Conservative watchdog group Judicial Watch President Tom Fitton revealed Wednesday that attorneys for the Department of Justice (DOJ) allegedly collected information on the American public through a search warrant on former President Donald Trump’s Twitter account.
A judge’s ruling on Nov. 17 to reveal the heavily redacted search warrant, filed earlier in the year by special counsel Jack Smith, appeared to have provided the DOJ with information well beyond just Trump, according to The Politics Brief.
“We have a simple request for Congress, do your job. It’s not enough to do investigations and reports. We need to stop the government corruption and abuse that is so concerning to the American people,” Fitton stated in response to the discovery.
Special counsel Jack Smith, who is leading the investigation into Trump’s alleged election inference, reportedly requested information on all users Trump had followed, unfollowed, muted, unmuted, unblocked, or blocked from October 2020 to January 2021. In addition, users who followed, unfollowed, muted, unmuted, blocked, or unblocked Trump were allegedly tagged as well.
The reported search warrant paints a broad scope of what the DOJ was requesting to obtain on Trump’s personal information from Twitter, allowing the DOJ to allegedly open their search to users who were merely connected to the 45th president.
From images and “logs and metadata,” Smith included “all lists of Twitter users who have favorited or retweeted posts by the account, as well as all tweets that include the username associated with the account (i.e., “mentions” or “replies”).”

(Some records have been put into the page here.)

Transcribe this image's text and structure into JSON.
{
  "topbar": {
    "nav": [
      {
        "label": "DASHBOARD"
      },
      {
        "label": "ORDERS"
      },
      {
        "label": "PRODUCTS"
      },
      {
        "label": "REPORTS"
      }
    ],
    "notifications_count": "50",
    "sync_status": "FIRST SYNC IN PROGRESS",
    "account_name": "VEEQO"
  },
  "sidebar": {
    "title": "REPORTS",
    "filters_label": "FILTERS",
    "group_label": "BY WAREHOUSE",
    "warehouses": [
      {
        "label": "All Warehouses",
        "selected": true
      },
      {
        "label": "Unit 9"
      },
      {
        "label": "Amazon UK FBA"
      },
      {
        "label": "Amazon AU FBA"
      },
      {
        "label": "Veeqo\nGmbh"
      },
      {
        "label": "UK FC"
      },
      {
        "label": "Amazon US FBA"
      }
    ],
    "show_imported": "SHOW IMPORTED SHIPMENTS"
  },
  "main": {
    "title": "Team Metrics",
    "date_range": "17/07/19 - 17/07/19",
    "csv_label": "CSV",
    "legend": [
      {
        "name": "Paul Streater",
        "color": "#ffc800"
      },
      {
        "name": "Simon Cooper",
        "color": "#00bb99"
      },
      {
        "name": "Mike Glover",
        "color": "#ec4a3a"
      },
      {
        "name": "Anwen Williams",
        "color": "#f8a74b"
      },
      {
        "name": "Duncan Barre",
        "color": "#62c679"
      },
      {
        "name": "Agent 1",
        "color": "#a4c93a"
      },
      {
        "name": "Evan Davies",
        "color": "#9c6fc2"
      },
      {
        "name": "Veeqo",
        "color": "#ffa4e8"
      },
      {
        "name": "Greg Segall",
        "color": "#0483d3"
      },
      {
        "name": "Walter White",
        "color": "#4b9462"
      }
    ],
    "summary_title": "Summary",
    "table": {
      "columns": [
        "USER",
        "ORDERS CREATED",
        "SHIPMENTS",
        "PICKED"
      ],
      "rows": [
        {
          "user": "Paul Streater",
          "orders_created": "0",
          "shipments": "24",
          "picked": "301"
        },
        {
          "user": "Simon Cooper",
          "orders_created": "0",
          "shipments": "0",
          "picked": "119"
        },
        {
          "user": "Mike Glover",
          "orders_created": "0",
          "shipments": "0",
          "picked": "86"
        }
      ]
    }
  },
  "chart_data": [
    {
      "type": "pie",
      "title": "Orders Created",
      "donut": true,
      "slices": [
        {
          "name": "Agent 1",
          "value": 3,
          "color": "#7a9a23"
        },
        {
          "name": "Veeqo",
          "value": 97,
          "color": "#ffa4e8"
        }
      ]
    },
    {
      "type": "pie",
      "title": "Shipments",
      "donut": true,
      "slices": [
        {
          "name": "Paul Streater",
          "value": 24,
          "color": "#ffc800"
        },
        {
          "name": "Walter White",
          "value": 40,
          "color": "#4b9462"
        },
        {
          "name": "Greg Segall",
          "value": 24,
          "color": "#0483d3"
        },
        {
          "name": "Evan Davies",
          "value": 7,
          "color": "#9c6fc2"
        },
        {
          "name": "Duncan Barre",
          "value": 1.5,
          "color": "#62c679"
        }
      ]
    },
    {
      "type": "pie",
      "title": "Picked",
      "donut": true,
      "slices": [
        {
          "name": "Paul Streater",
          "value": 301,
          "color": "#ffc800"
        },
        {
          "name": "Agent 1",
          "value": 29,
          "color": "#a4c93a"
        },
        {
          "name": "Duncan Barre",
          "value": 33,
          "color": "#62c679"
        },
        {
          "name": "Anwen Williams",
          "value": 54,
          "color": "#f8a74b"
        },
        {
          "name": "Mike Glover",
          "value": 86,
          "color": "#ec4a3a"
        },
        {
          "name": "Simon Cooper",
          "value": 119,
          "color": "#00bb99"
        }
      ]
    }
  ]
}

The warrant continued to include Trump’s geolocation, private messages, search history, and contact information, according to The Politics Brief.
Smith obtained a search warrant at the beginning of 2023 for the former president’s Twitter account. In response, Twitter had delayed handing over the information and instead filed a sealed court case seeking to block the DOJ’s order to not tell Trump or anyone else about the warrant, according to CNBC.
The warrant and lawsuit were not revealed until August when a federal appeals court decision revealed that they had upheld a lower court judge’s decision to fine the social media company $350,000 for failing to comply with the warrant’s three-day deadline and instead handing over the information on Feb. 9, the outlet reported.
Twitter had argued that withholding the information from their “subscriber,” Trump, would violate the company’s constitutional free speech rights. Nevertheless, the DOJ pushed back against the company, stating that allowing the 45th president to become aware of the information would interfere with the investigation, according to CNBC.
The ruling was unanimous by a three-judge panel of the U.S. Court of Appeals for the District of Columbia Circuit. Notably, two of the judges had been appointed by President Biden, and the third was appointed by former President Barack Obama, CNBC reported.